Graduation to avoid higher costs

Another major risk is that not enough is done to combat climate change and the ecological transition has to be accelerated later. This could end up generating even higher economic transition costs. Hence, the Spanish supervisory body insists on gradualism. In fact, the bank recalls that reaching the goals set for 2030 would already mean an additional effort “that should not be underestimated”. Despite being far from the goals of 2030 and 2050, Spain has been reducing its gas emissions since 2008, placing them 13% below 1990. The increase in renewables, the decrease in household emissions have contributed to the reduction and changes in the sectoral structure of the economy with more services and less intensity in the use of energy. The ambitious goal for eight years from now is to leave it 23% lower than in 1990.

Taxes for polluting activities

The Bank of Spain concludes that green taxes are the best instrument to penalize and redirect the externalities of economic activity and, incidentally, collect more. With this collection, public accounts can be cleaned up. In Spain, there is much less income from fuel taxation, the agency points out. But they can also be used to compensate lower income groups for the greater impact they suffer. Or to reduce some tax figures that distort economic activity. The white paper on tax reform has an entire chapter with proposals and devotes a lot of space to the need to use part of the resources obtained to compensate the losers. In any case, the design of the environmental tax must improve a lot, stresses the annual report, which recommends conditioning any aid to the level of income. In this sense, the move plan to subsidize electric vehicles would not be well thought out because higher incomes and municipalities with more charging points have benefited more from it.
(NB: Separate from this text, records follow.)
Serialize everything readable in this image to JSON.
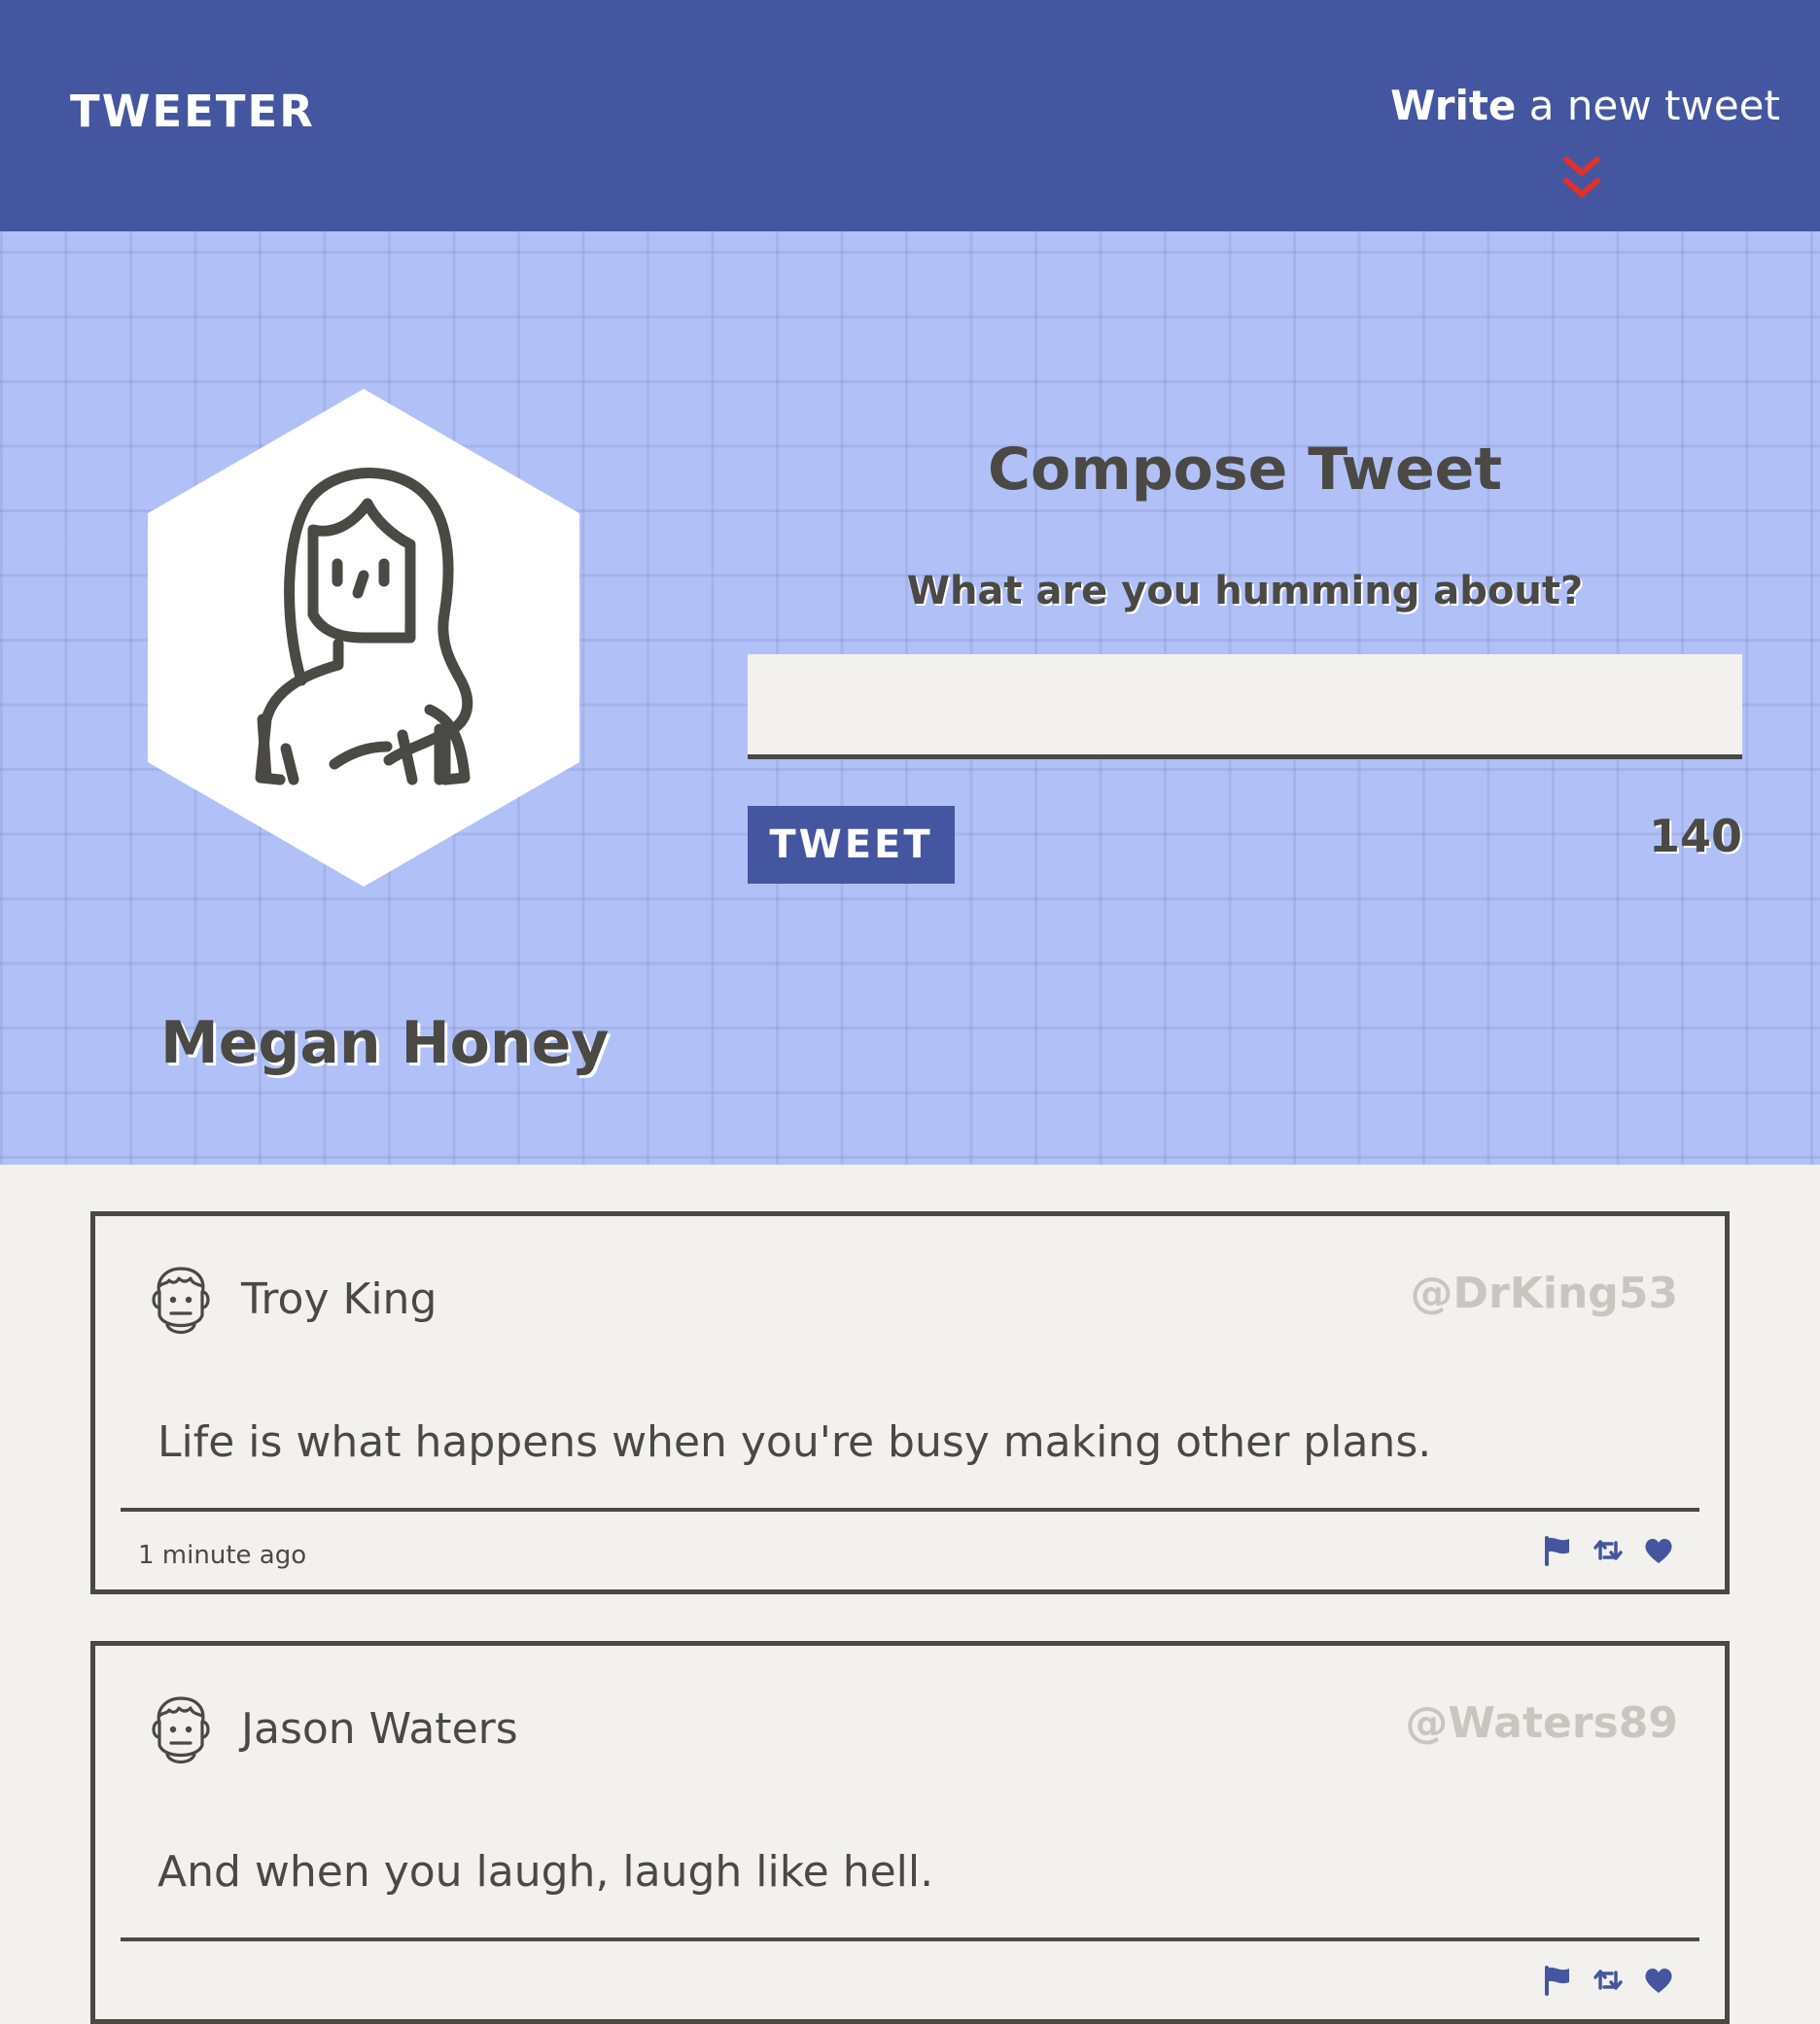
{
  "nav": {
    "brand": "TWEETER",
    "compose_toggle": {
      "strong": "Write",
      "rest": " a new tweet",
      "icon": "double-chevron-down-icon"
    }
  },
  "profile": {
    "name": "Megan Honey",
    "avatar_icon": "woman-avatar-icon"
  },
  "compose": {
    "title": "Compose Tweet",
    "label": "What are you humming about?",
    "input_value": "",
    "input_placeholder": "",
    "button_label": "TWEET",
    "char_counter": "140"
  },
  "tweets": [
    {
      "author": "Troy King",
      "handle": "@DrKing53",
      "text": "Life is what happens when you're busy making other plans.",
      "time": "1 minute ago",
      "avatar_icon": "man-avatar-icon",
      "actions": [
        "flag-icon",
        "retweet-icon",
        "heart-icon"
      ]
    },
    {
      "author": "Jason Waters",
      "handle": "@Waters89",
      "text": "And when you laugh, laugh like hell.",
      "avatar_icon": "man-avatar-icon",
      "actions": [
        "flag-icon",
        "retweet-icon",
        "heart-icon"
      ]
    }
  ],
  "colors": {
    "nav_bg": "#4456a0",
    "header_bg": "#b1c1f8",
    "page_bg": "#f2f1ed",
    "text": "#4a4944",
    "accent_red": "#e0312a",
    "handle": "#c7c6c0"
  }
}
Southern countries are at greater risk of rising temperatures and sea levels. However, the economic impact of the transition for Spain would be more or less similar to that of neighboring countries, says the supervisor. When comparing, for example, with Germany, Spain has manufacturing that is less prepared for the transition. However, the Spanish have many more renewables than the Germans. The Bank of Spain does not provide closed numbers on how much the green transition could affect the economy because they believe that many factors escape it to weigh them correctly, such as the ability to substitute some products and technologies for others.

Policies to combat climate change must be coordinated globally to work, says the bank. Less developed countries should be provided with the necessary technologies and support. It should also be taken into account that in a low growth stage more pollution is produced, while a developed economy has more services that emit less carbon. If there is no collaboration between the countries, then it would be necessary to establish border adjustments such as those already proposed by the European Commission, that is, charging imports the same climate costs that are imposed on European companies. In this way, the loss of competitiveness would be avoided, says the supervisor.